The textiles industry has already contracted by 2.8% last year. The proposed change in law will further strain demand for local fashion in Mauritius. As a comparison, when there were grey market and counterfeit Ralph Lauren prior to the year 2004, none of the local brands could be developed nor did any of the local brands, such as IV Play, have had any hope or scope of growth. The change of law, therefore favours a return to end of stock international brands, imports to compete against local creations. As before, it is expected that the local creation and production industry would suffer.

Point 9 – The special demonstrated risk of counterfeiting in Mauritius:

Mauritius is the only country in the world where an appointment is required with the Police to make a criminal complaint against counterfeiting, where the police can take up to 2 years to act on a complaint, and where, as from recently, Courts no longer grant warrants for search and seizures for raids to be carried out against counterfeit to the Police, and hence no further police action is possible.

For all the reasons given above which show the extent of non-willingness to stop counterfeiting, it is expected that piracy will overtake genuine products on the market, and reduce the economic value of trade and business overall.

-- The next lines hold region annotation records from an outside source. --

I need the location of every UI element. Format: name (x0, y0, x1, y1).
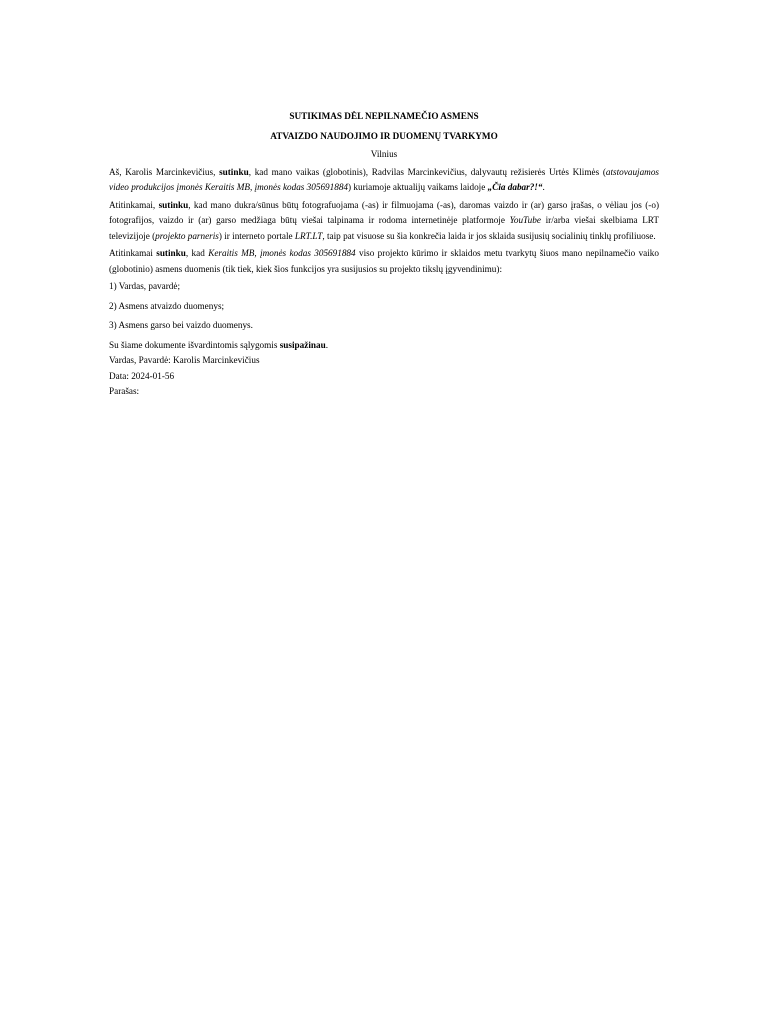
document-title-line-2: ATVAIZDO NAUDOJIMO IR DUOMENŲ TVARKYMO (270, 130, 498, 141)
text-run: ir/arba viešai skelbiama LRT televizijoje ( (109, 215, 659, 241)
consent-paragraph-data-processing (109, 246, 659, 277)
italic-text-run: atstovaujamos video produkcijos įmonės Keraitis MB, įmonės kodas 305691884 (109, 166, 659, 192)
text-run: , kad mano dukra/sūnus būtų fotografuojama (-as) ir filmuojama (-as), daromas vaizdo ir (ar) garso įrašas, o vėliau jos (-o) fotografijos, vaizdo ir (ar) garso medžiaga būtų viešai talpinama ir rodoma internetinėje platformoje (109, 199, 659, 225)
italic-text-run: YouTube (509, 215, 541, 225)
italic-text-run: projekto parneris (155, 230, 219, 241)
bold-text-run: sutinku (219, 166, 249, 177)
consent-paragraph-filming (109, 198, 659, 245)
list-item: 3) Asmens garso bei vaizdo duomenys. (109, 320, 253, 330)
document-title-line-1: SUTIKIMAS DĖL NEPILNAMEČIO ASMENS (289, 111, 479, 121)
date-line: Data: 2024-01-56 (109, 370, 175, 381)
show-title: „Čia dabar?!“ (487, 182, 543, 192)
text-run: . (542, 182, 545, 192)
document-city: Vilnius (370, 149, 398, 159)
italic-text-run: Keraitis MB, įmonės kodas 305691884 (208, 248, 356, 258)
name-line: Vardas, Pavardė: Karolis Marcinkevičius (109, 355, 260, 365)
text-run: , taip pat visuose su šia konkrečia laida ir jos sklaida susijusių socialinių tinklų profiliuose. (322, 230, 656, 241)
text-run: Aš, Karolis Marcinkevičius, (109, 166, 220, 177)
text-run: . (325, 339, 328, 350)
bold-text-run: sutinku (158, 199, 189, 210)
text-run: Atitinkamai (109, 248, 157, 258)
bold-text-run: susipažinau (279, 339, 326, 350)
consent-paragraph-participation (109, 165, 659, 196)
bold-text-run: sutinku (156, 248, 186, 258)
text-run: Su šiame dokumente išvardintomis sąlygomis (109, 339, 280, 350)
text-run: ) kuriamoje aktualijų vaikams laidoje (348, 182, 488, 192)
italic-text-run: LRT.LT (294, 230, 323, 241)
list-item: 1) Vardas, pavardė; (109, 281, 181, 291)
text-run: , kad mano vaikas (globotinis), Radvilas Marcinkevičius, dalyvautų režisierės Urtės Klimės ( (248, 166, 606, 177)
acknowledgement-line (109, 338, 659, 354)
text-run: , kad (185, 248, 209, 258)
list-item: 2) Asmens atvaizdo duomenys; (109, 300, 225, 311)
text-run: ) ir interneto portale (218, 230, 295, 241)
signature-line: Parašas: (109, 386, 140, 396)
consent-document (109, 109, 659, 400)
text-run: Atitinkamai, (109, 199, 159, 210)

Point 10 – Negative impact on the FMCG industry and risk of loss of employment:

Since the law was implemented in 2004, and following Supreme Court judgments confirming the position of Mauritius as a country of National Exhaustion, several large FMCG groups have incorporated Intellectual Property into their business model for growth and expansion, recruiting heavily and investing in infrastructure. A change in law would entail lost investment and a systematic reduction of workforce in all of those companies, and further send a wrong signal to the private sector by shifting the goal posts.

Point 11 – An increase in the parallel economy and reduced tax collection by the State:

Our office estimates that the present already existing grey market and non- enforcement against counterfeits creates a parallel market of around MUR 2 billion, with a loss on taxes for the State of around MUR 200/300 million or more (including undervaluation at customs). A change in law is expected to double these figures.

Point 12 – There is a clear risk of dumping and no trade advantage to be obtained quoad Mauritius preferred trade partners whether on import or export.

The proposed change in law increases the risk of dumping into Mauritius. The present anti-dumping protection law is too complex, very expensive to use and the authority to be created under the law is still inexistent since the year 2010, and therefore in practice, there is no remedy to defend against dumping on the Mauritius market in practice at present.

In conclusion, and based on the above reasons, it is represented that the Government reconsider its position in extending the position of Mauritius from national to international exhaustion. It is submitted the impact on businesses, mainly manufacturing and distribution entities as well as consumer welfare losses are not compensated by any countervailing interest which would warrant the proposed change.